Highlights & Insights¶
- From Hard Optimization to Easy Lookup: The core insight is that AoS is Lipschitz continuous with respect to rotation. Replacing expensive \(\mathbb{SO}(3)\) BnB with precomputed response surfaces and isoline intersection preserves optimality while being practical.
- Postel Disk Dimensionality Reduction: By leveraging AoS invariance to \(t\) and \(R_Z\) combined with azimuthal equivalence, the 3D rotation search is compressed into a 2D disk, minimizing offline pre-computation.
- Dual Signature Branching: Adding the elliptical aspect ratio as a second "branching tool" is a pragmatic engineering choice, even without a strict continuity proof.
- Provable ε-Global Optimality: Theorem 2 provides a controllable guarantee that sampling density correlates with global optimality, distinguishing it from stochastic methods like STI-Pose.

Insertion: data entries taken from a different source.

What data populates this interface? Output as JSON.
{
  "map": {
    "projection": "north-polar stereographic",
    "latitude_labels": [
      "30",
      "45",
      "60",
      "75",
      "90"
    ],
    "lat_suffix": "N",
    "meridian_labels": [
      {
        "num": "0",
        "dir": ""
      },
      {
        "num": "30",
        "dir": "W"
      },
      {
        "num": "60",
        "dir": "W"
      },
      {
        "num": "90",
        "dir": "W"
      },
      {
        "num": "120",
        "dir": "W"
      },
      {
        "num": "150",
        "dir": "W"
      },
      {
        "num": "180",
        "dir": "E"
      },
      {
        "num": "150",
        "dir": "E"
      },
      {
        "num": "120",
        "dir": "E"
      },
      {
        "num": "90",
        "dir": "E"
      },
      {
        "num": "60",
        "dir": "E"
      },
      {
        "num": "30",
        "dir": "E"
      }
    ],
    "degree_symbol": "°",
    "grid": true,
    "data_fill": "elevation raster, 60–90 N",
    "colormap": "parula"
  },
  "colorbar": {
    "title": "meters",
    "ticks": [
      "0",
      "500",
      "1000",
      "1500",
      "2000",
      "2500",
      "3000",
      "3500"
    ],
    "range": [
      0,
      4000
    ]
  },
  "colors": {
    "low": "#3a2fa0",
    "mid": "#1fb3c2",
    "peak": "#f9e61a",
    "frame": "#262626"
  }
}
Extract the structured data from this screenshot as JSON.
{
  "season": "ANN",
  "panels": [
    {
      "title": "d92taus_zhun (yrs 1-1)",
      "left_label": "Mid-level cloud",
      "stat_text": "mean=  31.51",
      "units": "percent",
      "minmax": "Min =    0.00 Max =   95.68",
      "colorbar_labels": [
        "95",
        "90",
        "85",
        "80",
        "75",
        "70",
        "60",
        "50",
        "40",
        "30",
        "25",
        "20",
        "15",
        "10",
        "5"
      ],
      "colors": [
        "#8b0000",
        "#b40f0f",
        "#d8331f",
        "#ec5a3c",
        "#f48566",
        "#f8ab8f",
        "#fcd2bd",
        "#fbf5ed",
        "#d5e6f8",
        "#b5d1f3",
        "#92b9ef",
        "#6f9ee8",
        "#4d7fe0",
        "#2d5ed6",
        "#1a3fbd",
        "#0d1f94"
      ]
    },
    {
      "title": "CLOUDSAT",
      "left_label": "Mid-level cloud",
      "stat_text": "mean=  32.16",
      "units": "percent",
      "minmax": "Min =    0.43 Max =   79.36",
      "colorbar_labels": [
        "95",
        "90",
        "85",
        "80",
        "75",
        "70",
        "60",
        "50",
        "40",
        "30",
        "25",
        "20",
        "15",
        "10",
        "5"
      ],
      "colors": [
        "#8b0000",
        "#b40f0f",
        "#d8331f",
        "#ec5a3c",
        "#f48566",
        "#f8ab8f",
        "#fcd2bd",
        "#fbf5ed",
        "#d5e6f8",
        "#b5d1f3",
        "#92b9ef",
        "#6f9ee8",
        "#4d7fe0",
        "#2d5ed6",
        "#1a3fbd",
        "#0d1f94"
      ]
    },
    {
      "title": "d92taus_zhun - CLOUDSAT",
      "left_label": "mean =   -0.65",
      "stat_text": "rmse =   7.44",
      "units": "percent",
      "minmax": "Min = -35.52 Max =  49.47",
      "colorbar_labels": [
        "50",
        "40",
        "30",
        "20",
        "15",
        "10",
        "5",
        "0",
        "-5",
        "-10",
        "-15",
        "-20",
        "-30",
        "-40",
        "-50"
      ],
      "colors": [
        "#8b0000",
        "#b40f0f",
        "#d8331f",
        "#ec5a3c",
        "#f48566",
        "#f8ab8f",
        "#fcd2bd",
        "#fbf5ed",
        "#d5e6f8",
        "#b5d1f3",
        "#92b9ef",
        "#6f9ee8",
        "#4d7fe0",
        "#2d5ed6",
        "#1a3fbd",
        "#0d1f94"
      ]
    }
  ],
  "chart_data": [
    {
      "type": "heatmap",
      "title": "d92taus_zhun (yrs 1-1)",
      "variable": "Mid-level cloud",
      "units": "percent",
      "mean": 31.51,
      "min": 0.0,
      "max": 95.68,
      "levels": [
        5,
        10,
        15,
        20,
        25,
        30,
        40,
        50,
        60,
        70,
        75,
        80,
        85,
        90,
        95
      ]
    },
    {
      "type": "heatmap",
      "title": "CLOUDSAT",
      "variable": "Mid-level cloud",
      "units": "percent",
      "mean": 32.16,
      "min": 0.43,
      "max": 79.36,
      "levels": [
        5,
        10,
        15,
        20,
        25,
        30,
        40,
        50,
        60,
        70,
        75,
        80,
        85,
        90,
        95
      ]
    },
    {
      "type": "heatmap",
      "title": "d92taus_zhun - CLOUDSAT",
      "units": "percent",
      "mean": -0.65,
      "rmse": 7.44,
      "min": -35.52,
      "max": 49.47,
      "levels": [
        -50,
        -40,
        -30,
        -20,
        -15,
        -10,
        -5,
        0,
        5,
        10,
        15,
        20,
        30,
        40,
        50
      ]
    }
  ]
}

Limitations & Future Work¶
- Heavy Occlusion/Noise: The method fails under heavy occlusion or noise, which are fundamentally ill-posed for silhouette-only methods.
- Symmetric Object Ambiguity: It identifies only one of many global solutions for symmetric shapes and suffers from candidate explosion for spheres.
- Depth Prior for Perspective: Global optimality does not strictly hold under perspective; the method relies on an external coarse depth.
- Execution Time: The MATLAB implementation runs on a 24-core i9 with runtimes typical of BnB methods. Parallelization is noted for future work.
Related Work & Insights¶
- vs STI-Pose (PSO-based): STI-Pose relies on approximate depth bounds and is stochastic; this work provides ε-global optimality with ~86%–90% better mean OE.
- vs Deep Active Contours (DAC): DAC is local and requires initial pose and color; this work is global, initialization-free, and purely geometric.
- vs Specialized Solvers: Prior works targeting ellipsoids or cylinders are restricted; this method is universal for any convexity/genus.
- vs Classical BnB: This work introduces "orientation-continuous silhouette signatures" as a non-trivial branching factor within the BnB framework to avoid brute-force costs.
Rating¶
- Novelty: ⭐⭐⭐⭐⭐ First globally optimal PfS for arbitrary shapes; novel AoS continuity + response surface branching.
- Experimental Thoroughness: ⭐⭐⭐⭐ Extensive synthetic and real data testing; however, absolute timing and parallelization could be more thoroughly quantified.
- Writing Quality: ⭐⭐⭐⭐ Clear modeling and theorem logic, though many derivations are in the supplements.
- Value: ⭐⭐⭐⭐ Practical for robotics, medical imaging, and AR where only silhouettes are available.